C3adesArg, also known as ASP, is a stable product of C3 activation and a potent adipokine that stimulates uptake of triglycerides and NEFAs, enhances triglyceride synthesis and storage, and inhibits triglyceride lipolysis in adipose tissue.^30–32 Circulating nonfasting C3 and its activation product C3adesArg (Figure 2, D and E, respectively) were measured before and after the high-fat feeding in apoE^−/−/CD55^−/− and apoE^−/− mice. C3 levels were significantly reduced in both apoE^−/−/CD55^−/− and apoE^−/− mice after 12 weeks of high-fat feeding compared with before the high-fat feeding values (apoE^−/−/CD55^−/−: 0.42 ± 0.03 mg/mL versus 0.3 ± 0.04 mg/mL; P < 0.01, respectively; apoE^−/− 0.48 ± 0.05 mg/mL versus 0.22 ± 0.05 mg/mL; P < 0.05, respectively). C3 levels were not significantly different between apoE^−/−/CD55^−/− and apoE^−/− mice at either time point (Figure 2D). Plasma C3adesArg levels were markedly lower after being deprived of food overnight compared with not being deprived of food regardless of age, diet, and genotype of the mice (compare Figure 2, E with F). Fasting C3a levels were similar in all groups of mice (Figure 2F); in contrast, nonfasting C3adesArg levels were significantly higher in apoE^−/−/CD55^−/− mice than in apoE^−/− mice but only on the high-fat diet (Figure 2E; 1.58 ± 0.14 μg/mL versus 1.00 ± 0.16 μg/mL; P < 0.01). The data show that high-fat feeding in apoE^−/−/CD55^−/− mice is associated with increased C3 turnover and higher circulating levels of C3adesArg compared with apoE^−/− controls.

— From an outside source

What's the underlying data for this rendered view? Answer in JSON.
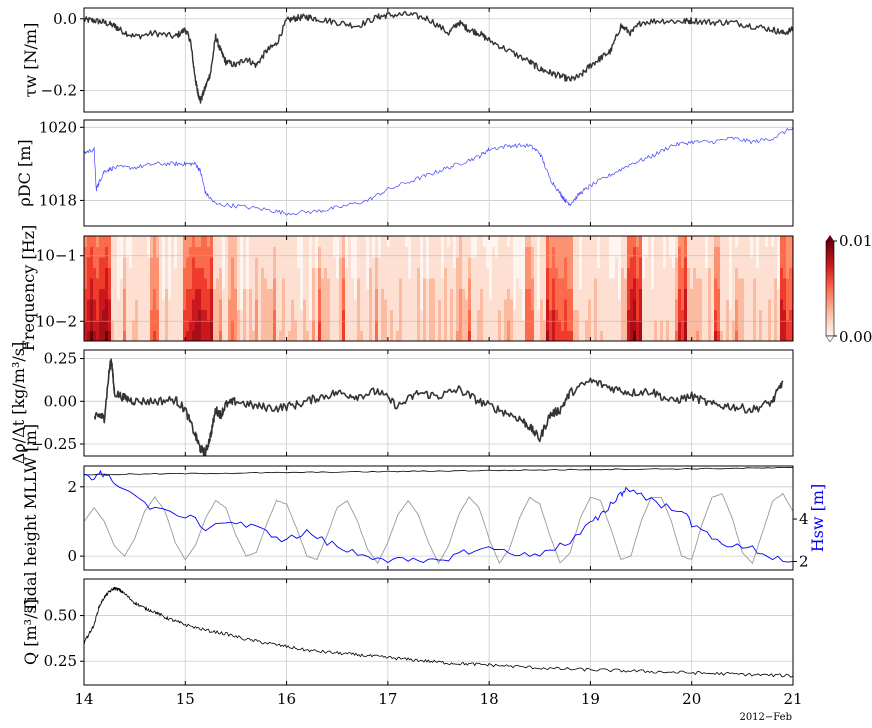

To test whether the observed changes in circulating lipid levels and C3 activation in high fat–fed apoE^−/−/CD55^−/− mice affected fat storage, body weight and composition were compared between the groups. The high-fat diet caused significant increases in body weight for both groups, without any significant differences between apoE^−/−/CD55^−/− mice and apoE^−/− controls (apoE^−/−/CD55^−/−: 27.32 ± 0.6 g versus 38.16 ± 2.12 g; P < 0.0001; apoE^−/−: 30.64 ± 0.39 g versus 41.38 ± 1.17 g; P < 0.0001).

Both adipose mass and percentage of body fat were measured with dual-energy X-ray absorptiometry (Figure 3, A and B, respectively). After 12 weeks of high-fat feeding CD55 deficiency was associated with increased adipose tissue mass and percentage of body fat, significant in the latter case, in apoE^−/−/CD55^−/− mice compared with apoE^−/− controls (Figure 3B; before high-fat diet: 17.43% ± 0.64%; 17.8% ± 1.11% apoE^−/−/CD55^−/− versus apoE^−/−, respectively; after high-fat diet: 28.63% ± 4.18%; 19.54% ± 1.77% apoE^−/−/CD55^−/− versus apoE^−/−, respectively; P < 0.05).